Red Light for Chinese Economy as 23 Companies Preparing for IPO Face Listing Delays Due to Lockdown
Concerns Over Medical Collapse as 22 Shanghai Hospitals Suspend Outpatient Services Amid COVID-19 Surge
[Asia Economy Beijing=Special Correspondent Jo Young-shin] It is reported that there are as many as 400,000 containers waiting to be loaded at Shanghai Port, the world's number one port. It appears that the global logistics crisis originating from Shanghai due to the spread of COVID-19 has begun.
Also, as COVID-19 spreads, an unprecedented event has occurred where 23 Chinese companies have temporarily postponed their initial public offerings (IPOs). In addition, it is reported that Shanghai's medical system is on the verge of collapse, with 22 hospitals in Shanghai suspending outpatient consultations. A red light has been turned on in Shanghai, the economic capital of China and a hub for finance and exports.
According to Chinese media including Global Times on the 31st, there are about 90 container ships waiting at Shanghai Port (Yangshan Port) for loading.
The number of containers delayed due to the Shanghai lockdown is estimated to reach 400,000 (based on 20-foot containers). This is the volume that 33 large container ships of 12,000 TEU each would have to carry at once.
Maersk, the world's number one shipping company operating its own berths at Shanghai Port, explained, "Due to the sequential lockdown in Shanghai, container truck transportation is facing difficulties," adding that compared to before the lockdown, there has been about a 30% disruption in truck transportation alone.
Since 6 a.m. the previous day, Shanghai Port has been issuing electronic passes to container truck drivers and conducting a separate procedure to verify COVID-19 negative test certificates. This means that the entry and exit procedures at Shanghai Port have become complicated, making port congestion inevitable.
Zhao Nan, a researcher at the Shanghai International Shipping Research Center, said, "Although Shanghai Port is operating under special management, it is impossible for it not to be affected by COVID-19," adding, "It will impact Shanghai Port's container throughput in March." He also expressed concerns that the regional economy will be hit by the current COVID-19 spread.
Air cargo has also begun to be affected. Cargolux, Europe's largest air cargo transportation specialist company, has suspended its cargo flights. Cargolux explained that it will temporarily suspend operations until the 2nd of next month and monitor the COVID-19 situation. Other air cargo companies are also closely watching the COVID-19 situation, so the possibility of additional cargo flight suspensions cannot be ruled out.
In this regard, Global Times reported that the world's largest air cargo companies in North America, such as DHL Express and FedEx, are actively cooperating with authorities to ensure smooth services.
Xinhua News Agency quoted a representative from Shanghai International Port Group (SIPG) saying that to ensure normal port operations, they have digitalized the 48-hour negative nucleic acid test certificates for truck drivers, resolving the issue of container trucks entering and exiting the port, and expressed hopeful prospects.
The capital market is also being adversely affected. Twenty-three Chinese companies preparing for IPOs have temporarily postponed them due to city lockdowns. Chinese financial authorities hastily introduced incentives such as waiving listing fees.
There are also voices expressing concern about the collapse of the medical system, as 22 hospitals in Shanghai have suspended outpatient services due to the spread of COVID-19.
A representative from the Chinese Center for Disease Control and Prevention (CDC) said, "Shanghai's medical system is on the verge of collapse," adding, "Conducting COVID-19 testing for the entire city of Shanghai, with a population of over 24 million, by April 5 is a very difficult task."

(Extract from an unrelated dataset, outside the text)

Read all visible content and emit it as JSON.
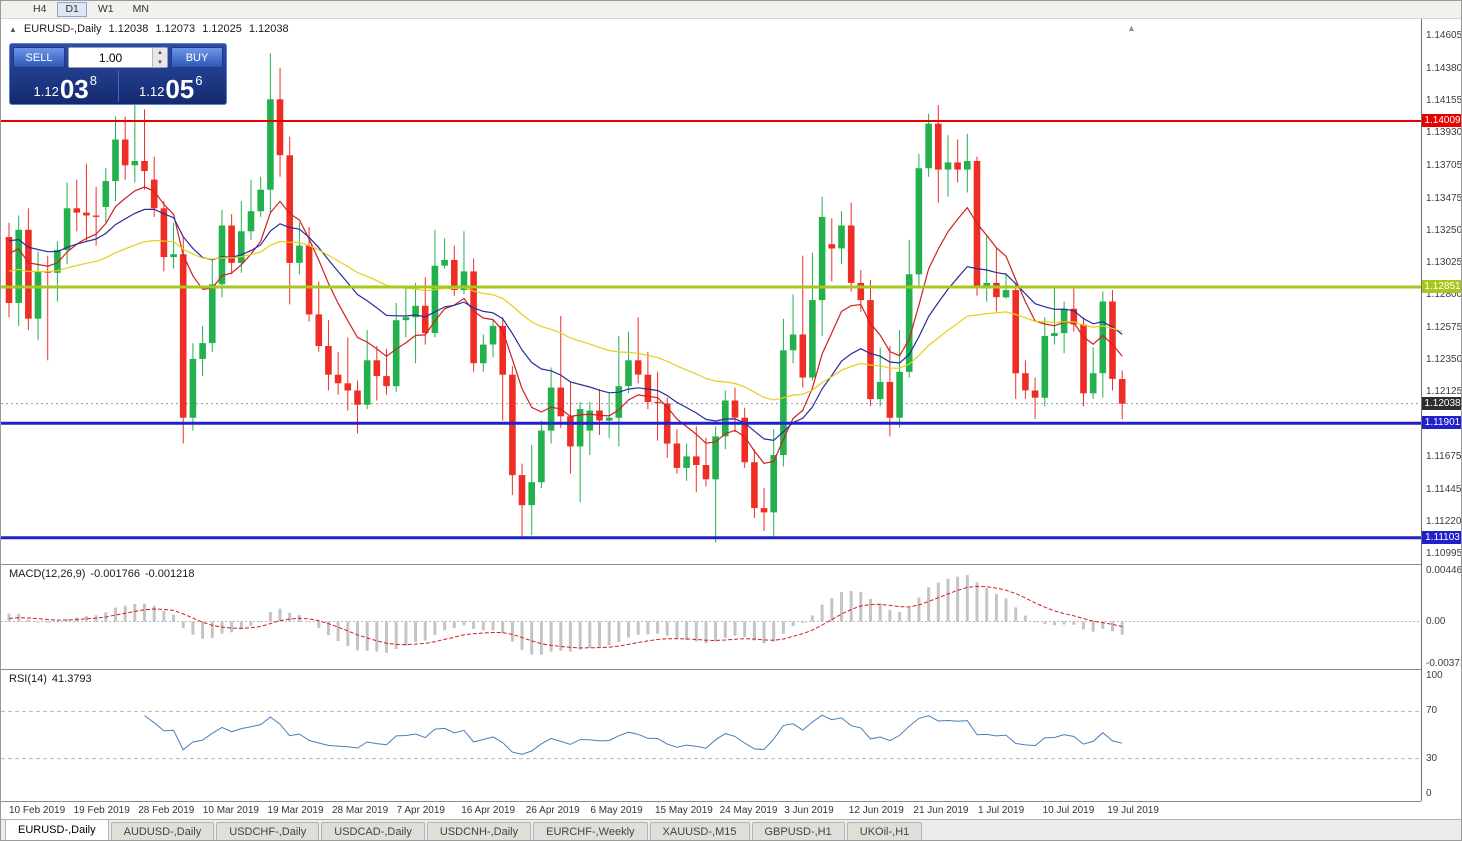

Meanwhile, Chinese Premier Li Keqiang instructed at a State Council meeting held the day before that the local special bonds allocated at the end of last year should be issued by the end of May, and those allocated this year should be issued by the end of September. He also ordered a reasonable expansion of the scope of special bond usage separately from infrastructure investment to stimulate the economy.